A magnetostrictive system in smart cities converts mechanical vibrations into electricity through the use of a technology called magnetostriction. Magnetostriction is a property exhibited by certain materials that causes them to change their shape or dimensions when exposed to a magnetic field. This phenomenon occurs due to the reorientation of magnetic domains within the material, leading to mechanical strain.
The basic working principle of a magnetostrictive energy harvesting system can be summarized as follows:
Material Selection: The system uses a magnetostrictive material with appropriate properties. Commonly used materials include Terfenol-D (terbium, dysprosium, and iron alloy), nickel, and some other rare-earth alloys.
Mechanical Vibrations: In a smart city environment, various sources of mechanical vibrations exist, such as traffic movements, pedestrian footsteps, machinery, and other sources of kinetic energy.
Transducer or Harvester: A transducer or harvester device is employed to convert these mechanical vibrations into mechanical stress in the magnetostrictive material. This device can take different forms, such as a cantilever beam, a piezoelectric element, or a magnetic-coil-coupled structure.

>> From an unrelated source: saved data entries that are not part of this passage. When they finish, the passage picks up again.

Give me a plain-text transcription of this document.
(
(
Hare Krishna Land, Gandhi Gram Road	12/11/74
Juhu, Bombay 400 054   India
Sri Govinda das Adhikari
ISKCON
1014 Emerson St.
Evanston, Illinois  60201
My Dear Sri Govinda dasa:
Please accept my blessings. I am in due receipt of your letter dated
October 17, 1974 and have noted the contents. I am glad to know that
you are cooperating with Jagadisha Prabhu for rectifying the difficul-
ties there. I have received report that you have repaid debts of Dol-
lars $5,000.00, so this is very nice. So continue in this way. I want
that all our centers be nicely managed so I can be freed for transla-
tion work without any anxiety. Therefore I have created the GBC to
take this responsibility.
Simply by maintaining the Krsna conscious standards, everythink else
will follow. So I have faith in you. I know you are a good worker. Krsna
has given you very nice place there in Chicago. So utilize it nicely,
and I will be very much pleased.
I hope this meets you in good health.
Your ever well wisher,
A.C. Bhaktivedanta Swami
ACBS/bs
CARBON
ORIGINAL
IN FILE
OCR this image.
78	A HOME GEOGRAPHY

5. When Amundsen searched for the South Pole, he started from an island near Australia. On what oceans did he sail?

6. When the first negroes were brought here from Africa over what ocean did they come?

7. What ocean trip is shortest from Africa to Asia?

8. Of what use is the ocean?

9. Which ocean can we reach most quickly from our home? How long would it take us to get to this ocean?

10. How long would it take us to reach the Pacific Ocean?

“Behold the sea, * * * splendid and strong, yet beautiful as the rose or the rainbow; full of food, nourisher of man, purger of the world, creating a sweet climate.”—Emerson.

Magnetic Field: A magnetic field is applied to the magnetostrictive material. This field is usually provided by a permanent magnet or an electromagnet.
Magnetostrictive Effect: When the mechanical vibrations cause the magnetostrictive material to experience strain, the magnetic domains within the material realign, leading to a change in the material's dimensions.
Induction of Electrical Current: The changing dimensions of the magnetostrictive material induce an electrical current in nearby coils or conductors through electromagnetic induction (Faraday's law). This generated electric current can then be captured and used for various purposes, such as powering sensors, transmitting data, or charging batteries in the smart city infrastructure.
The efficiency of a magnetostrictive energy harvesting system depends on the properties of the magnetostrictive material, the design of the transducer, and the characteristics of the mechanical vibrations present in the environment. These systems offer the advantage of being able to harness energy from low-frequency vibrations, making them suitable for various applications in smart cities where mechanical vibrations are abundant.
It's worth noting that there are other methods of converting mechanical vibrations into electricity, such as piezoelectric and electromagnetic induction systems, which have their own advantages and applications. The choice of energy harvesting technology depends on the specific requirements and environmental conditions of the smart city project.